Note that there is no detection of <integer>-accepting properties, so that won’t work for z-index and such, but it already converts colors to hsla() to make them manageble (though even this could be enhanced so this convertation would happen only when it would be needed). Another thing I didn’t implement in this mixin (yet?) is the ability to use CSS variables for the values. This would be possible for non-integer numbers as those values would be inserted as is in the conditional calculations. Maybe, when I’ll find time, I’ll fix the mixin to accept not only numbers or colors but also variables. For the time being it is still possible to do using the algorithm explained in this article.


Of course, if you’re planning to actually use this, you’ll need to have a way to set fallbacks. They’re easy for browsers that just don’t support variables: you just declare the fallback value before the conditional declaration:

.block {
    padding: 100px; /* fallback */
    padding: calc(
        100px * ((1 - var(--foo)) * (2 - var(--foo)) / 2) +
            20px * (var(--foo) * (2 - var(--foo))) +
            3px * (var(--foo) * (1 - var(--foo)) / -2)

But when it comes to colors we have a problem: when there is a support for variables, in fact (and that’s another really weird place in specs), just any declaration containing variables would be considered valid.

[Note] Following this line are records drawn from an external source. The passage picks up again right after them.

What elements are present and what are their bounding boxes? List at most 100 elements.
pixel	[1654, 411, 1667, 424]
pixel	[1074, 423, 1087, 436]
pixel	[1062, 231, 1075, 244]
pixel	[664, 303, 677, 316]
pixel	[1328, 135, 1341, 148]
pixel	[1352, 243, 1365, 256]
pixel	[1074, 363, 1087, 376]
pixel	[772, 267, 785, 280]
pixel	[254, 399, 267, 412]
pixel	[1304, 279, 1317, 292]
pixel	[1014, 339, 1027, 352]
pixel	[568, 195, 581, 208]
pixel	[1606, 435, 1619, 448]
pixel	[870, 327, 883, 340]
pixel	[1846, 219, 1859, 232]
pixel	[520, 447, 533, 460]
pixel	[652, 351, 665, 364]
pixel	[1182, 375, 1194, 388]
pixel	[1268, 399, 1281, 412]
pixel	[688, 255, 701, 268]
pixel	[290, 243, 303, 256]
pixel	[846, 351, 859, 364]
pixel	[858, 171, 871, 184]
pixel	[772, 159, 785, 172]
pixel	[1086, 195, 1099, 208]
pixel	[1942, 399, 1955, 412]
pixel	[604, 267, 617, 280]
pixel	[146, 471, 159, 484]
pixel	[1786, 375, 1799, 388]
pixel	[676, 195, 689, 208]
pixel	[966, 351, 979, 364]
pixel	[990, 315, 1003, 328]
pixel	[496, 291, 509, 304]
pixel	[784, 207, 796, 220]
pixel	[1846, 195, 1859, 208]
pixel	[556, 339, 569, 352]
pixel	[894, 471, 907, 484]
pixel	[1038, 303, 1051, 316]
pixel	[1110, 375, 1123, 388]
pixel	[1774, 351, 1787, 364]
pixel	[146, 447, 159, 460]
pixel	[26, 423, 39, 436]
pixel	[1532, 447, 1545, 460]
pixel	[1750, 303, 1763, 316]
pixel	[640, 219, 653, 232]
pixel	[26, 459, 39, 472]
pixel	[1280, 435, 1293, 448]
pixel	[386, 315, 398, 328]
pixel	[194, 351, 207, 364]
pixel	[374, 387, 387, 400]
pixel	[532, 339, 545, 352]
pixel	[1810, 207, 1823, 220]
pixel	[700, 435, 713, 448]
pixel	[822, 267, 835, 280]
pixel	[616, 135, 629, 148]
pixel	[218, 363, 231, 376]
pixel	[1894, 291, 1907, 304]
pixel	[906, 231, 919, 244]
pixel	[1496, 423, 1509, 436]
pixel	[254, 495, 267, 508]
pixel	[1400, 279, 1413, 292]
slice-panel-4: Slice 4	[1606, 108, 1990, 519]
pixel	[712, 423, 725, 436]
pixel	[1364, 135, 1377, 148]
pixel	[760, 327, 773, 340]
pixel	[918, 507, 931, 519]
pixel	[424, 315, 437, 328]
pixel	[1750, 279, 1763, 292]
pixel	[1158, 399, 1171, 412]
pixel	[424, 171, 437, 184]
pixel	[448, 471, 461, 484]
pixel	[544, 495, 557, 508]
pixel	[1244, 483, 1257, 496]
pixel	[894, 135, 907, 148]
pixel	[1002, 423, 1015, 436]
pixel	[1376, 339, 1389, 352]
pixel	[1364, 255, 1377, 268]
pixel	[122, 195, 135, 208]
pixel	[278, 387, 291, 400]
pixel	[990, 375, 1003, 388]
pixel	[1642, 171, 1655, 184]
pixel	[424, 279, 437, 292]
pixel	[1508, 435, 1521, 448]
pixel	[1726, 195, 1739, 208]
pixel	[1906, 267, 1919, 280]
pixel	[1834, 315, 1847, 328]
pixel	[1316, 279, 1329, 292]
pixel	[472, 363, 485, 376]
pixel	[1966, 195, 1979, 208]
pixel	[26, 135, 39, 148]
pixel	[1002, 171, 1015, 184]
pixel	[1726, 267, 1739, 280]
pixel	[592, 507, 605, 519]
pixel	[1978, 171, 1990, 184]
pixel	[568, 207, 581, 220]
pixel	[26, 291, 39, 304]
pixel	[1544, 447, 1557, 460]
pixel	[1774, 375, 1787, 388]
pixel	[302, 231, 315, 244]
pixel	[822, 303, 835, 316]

And this means that it is not possible in CSS to make a fallback for something containing variables:

background: blue;
background: I 💩 CSS VAR(--I)ABLES;

Is valid CSS and per specs, the background would get an initial value, not the one provided in a fallback (even though it is obvious that the other parts of the value are incorrect).

So, what we need in order to provide a fallback in those cases — add @support wrapper that would test the support for everything except for the variables.

In our case, we need to wrap our conditional colors for Firefox in something like this:

.block {
    color: #f00;
@supports (color: rgb(0, calc(0), 0)) {
    .block {
        color: rgba(calc(255 * (1 - var(--foo))), calc(255 * var(--foo)), 0, 1);

Here we’re testing a support for calculations inside color functions and applying the conditional color only in that case.

It is also possible to create such fallbacks automatically, but I won’t recommend you to use preprocessors for them as the complexity of creating such stuff is much more than the capabilities preprocessors provide.

se Cases

I really don’t like to provide use cases for the things the need for which is obvious. So I’ll be brief. And I’ll state not only the conditions for variables, but also the general conditions, like for the result of calc().

There can be other use cases, tell me if you’d find one! I’m sure I had more of them myself, but I don’t have that good of a memory to remember all the things I ever wanted to do with CSS. Because its all the things.


I would really like to see conditions described in CSS specs, so we would not rely on calc hacks and could use proper conditions for non-calculatable values too. It is also impossible right now to have conditions other than strict equality, so no “when the variable is more than X” and other stuff like that. I don’t see any reasons why we can’t have proper conditions in CSS, so if you know a fellow spec developer, hint them about this issue. My only hope is that they won’t tell us to “just use JS” or find out excuses of why that wouldn’t ever be possible. Here, it is already possible now using the hacks, there can’t be any excuses.